Genomic sequencing is instrumental in identifying many diseases. It can also reveal disease causing variants in our genetic code unrelated to the reason the clinical exome or genome sequencing was performed. These revelations are called secondary findings, and clinicians often grapple with when and how to disclose them to patients.
In 2016, the American College of Medical Genetics and Genomics (ACMG) updated their 2013 minimum list of genes with known or expected pathogenic variants to be reported as secondary findings. The policy update, published in Genetics in Medicine, has added four genes and removed one from this list for a total of 59 genes recommended for return in clinical genomic sequencing.
“Our intent was that this would be a living document with changes and additions dictated by the science and our evolving understanding of genes and disease in populations,” says Gail Herman, MD, PhD, principal investigator for the Center for Molecular and Human Genetics at Nationwide Children’s Hospital, past-president of ACMG and an author on the manuscript.
The genes included on both the original and updated lists adhere to standardized criteria, including prevalence of the disorder, likelihood of severe symptoms (penetrance) and the effectiveness of current treatment options.

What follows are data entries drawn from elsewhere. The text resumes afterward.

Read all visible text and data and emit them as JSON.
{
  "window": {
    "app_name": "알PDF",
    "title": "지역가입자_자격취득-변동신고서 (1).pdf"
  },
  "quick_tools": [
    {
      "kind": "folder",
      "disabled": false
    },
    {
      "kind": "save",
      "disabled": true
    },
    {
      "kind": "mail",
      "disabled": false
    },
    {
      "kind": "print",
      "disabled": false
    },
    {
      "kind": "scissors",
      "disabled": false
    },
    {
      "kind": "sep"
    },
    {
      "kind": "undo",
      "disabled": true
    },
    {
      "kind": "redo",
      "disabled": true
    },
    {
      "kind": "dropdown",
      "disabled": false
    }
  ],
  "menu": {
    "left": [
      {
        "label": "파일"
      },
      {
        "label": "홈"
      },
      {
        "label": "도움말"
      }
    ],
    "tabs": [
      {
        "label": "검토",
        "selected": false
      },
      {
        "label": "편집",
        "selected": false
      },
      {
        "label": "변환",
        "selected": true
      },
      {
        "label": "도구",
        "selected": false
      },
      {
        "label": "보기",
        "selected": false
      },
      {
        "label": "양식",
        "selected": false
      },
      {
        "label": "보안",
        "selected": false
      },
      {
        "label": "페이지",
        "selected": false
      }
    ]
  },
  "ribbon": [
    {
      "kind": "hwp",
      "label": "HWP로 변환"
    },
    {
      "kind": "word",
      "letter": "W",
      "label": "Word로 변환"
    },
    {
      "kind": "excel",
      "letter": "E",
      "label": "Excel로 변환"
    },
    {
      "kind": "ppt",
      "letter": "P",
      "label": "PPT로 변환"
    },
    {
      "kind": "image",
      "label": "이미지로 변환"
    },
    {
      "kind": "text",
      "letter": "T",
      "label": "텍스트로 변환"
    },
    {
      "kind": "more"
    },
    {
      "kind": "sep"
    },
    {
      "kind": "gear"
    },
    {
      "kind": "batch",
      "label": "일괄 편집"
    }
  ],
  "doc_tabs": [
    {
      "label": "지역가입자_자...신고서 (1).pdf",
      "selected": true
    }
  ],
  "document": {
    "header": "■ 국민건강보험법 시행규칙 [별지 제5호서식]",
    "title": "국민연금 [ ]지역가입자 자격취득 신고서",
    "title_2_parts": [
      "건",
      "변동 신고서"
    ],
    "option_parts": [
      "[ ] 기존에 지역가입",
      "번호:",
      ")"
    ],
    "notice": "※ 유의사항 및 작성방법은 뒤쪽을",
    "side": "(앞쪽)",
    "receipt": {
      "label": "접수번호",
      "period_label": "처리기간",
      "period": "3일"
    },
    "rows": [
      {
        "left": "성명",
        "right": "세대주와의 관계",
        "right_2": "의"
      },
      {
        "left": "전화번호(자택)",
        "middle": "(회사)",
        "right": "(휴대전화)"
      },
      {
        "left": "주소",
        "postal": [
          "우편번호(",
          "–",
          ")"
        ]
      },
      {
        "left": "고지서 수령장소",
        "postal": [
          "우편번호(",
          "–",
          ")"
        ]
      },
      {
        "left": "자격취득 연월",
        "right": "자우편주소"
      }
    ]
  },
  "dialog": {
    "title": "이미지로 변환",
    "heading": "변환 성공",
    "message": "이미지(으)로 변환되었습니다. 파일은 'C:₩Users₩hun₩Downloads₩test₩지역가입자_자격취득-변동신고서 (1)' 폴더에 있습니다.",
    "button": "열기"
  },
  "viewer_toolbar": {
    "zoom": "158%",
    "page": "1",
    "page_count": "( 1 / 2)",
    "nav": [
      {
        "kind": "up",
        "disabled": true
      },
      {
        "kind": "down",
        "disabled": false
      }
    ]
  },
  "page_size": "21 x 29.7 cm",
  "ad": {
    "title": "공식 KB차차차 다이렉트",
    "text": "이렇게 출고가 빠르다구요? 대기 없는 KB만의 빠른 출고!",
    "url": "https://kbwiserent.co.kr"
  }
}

According to Dr. Herman, the list is focused on catching genetic disorders early, before symptoms occur, to manage treatment aimed to prevent or significantly reduce morbidity and mortality. The genes chosen were rigorously reviewed and are considered “medically actionable.”
The four newly-added genes are associated with varied clinical features such as potentially fatal neonatal hyperammonemia and autosomal recessive Wilson disease. Currently, no widespread screening for these disorders exists in the general population, and early detection can greatly reduce morbidity rates. All of them have significant risk for premature death if left untreated. Given the severity of these disorders, the ACMG has expanded nomination power to health care professionals outside of genomics.
“It is critical that the input and expertise of our colleagues in other medical specialties are included in this effort. They may be asked to evaluate individuals with a significant secondary finding to determine their disease risk and to supervise their medical surveillance. The development of a tested, standardized gene submission form should enable clinicians of all specialties to have a voice in the process going forward,” adds Dr. Herman.
The ACMG plans for the list to be updated annually to serve as a reference point for initiatives that apply genetic and genomic testing in public health programs as well as in population screenings. It has already been utilized in research to evaluate the efficiency of newborn screening panels in detecting genetic diseases.
Kalia SS et al. Recommendations for reporting of secondary findings in clinical exome and genome sequencing, 2016 update (ACMG SF v2.0): a policy statement of the American College of Medical Genetics and Genomics. Genetics in Medicine. 2016 Nov 17. Epub ahead of print.